Step 13 installs the rear door on the hull and more of the exterior stowage. Two antennas are provided for the vehicle, but only the antenna bases are included. I used a thin brass rod for the antenna. The kit has rear view mirrors on each side of the vehicle but no clear plastic lenses are provided for the mirrors.
Step 15 installs the driver side door and other equipment on the left side of the vehicle. Step 16 and 17 assembled and installs the Milan anti-tank missile assembly plus a tow cable on the left side of the vehicle. The scale of the wire cable is too large, and the end fittings need to be opened to receive the cables.
The marking guide and decal placement guide is on a separate colored sheet showing views of all sides of the vehicle plus a cutaway of the interior.
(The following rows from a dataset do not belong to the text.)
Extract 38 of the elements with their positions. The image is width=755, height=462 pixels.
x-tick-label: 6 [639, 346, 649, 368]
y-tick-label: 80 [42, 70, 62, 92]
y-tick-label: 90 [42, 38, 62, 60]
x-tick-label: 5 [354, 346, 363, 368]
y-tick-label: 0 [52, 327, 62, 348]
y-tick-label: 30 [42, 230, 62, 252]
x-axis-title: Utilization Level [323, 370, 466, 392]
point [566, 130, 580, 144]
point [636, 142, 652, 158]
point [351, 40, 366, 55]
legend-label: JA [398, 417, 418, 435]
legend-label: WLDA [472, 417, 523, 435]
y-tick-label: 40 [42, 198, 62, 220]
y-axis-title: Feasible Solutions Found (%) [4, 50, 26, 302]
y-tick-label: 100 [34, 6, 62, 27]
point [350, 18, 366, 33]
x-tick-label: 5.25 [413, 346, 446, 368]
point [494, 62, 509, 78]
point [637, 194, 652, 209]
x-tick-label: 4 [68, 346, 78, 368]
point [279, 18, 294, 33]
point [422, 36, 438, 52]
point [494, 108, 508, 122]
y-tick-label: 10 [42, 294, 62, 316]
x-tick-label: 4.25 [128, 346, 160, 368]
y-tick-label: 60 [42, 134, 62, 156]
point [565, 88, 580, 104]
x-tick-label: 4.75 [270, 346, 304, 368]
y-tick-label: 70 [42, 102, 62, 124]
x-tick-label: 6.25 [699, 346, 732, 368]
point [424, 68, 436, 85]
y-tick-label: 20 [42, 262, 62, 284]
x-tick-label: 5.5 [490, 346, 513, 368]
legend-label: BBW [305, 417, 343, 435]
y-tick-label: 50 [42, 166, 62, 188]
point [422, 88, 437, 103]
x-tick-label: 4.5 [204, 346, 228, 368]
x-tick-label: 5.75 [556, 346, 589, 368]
Colors are called out both in A.MIG and Tamiya names & numbers.
This is a nice kit that assembles without much difficulty into a good looking model of the Milan VBL light armored vehicle. Anyone with even a moderate amount of modeling experience will enjoy building this kit. The parts have nice detail and the fit of the parts is very good. Some cleanup of mold seams is required. I enjoyed the build and look forward to more Tiger Model kits!
Thanks to Tiger Model for producing this nice kit and providing the review sample to IPMS.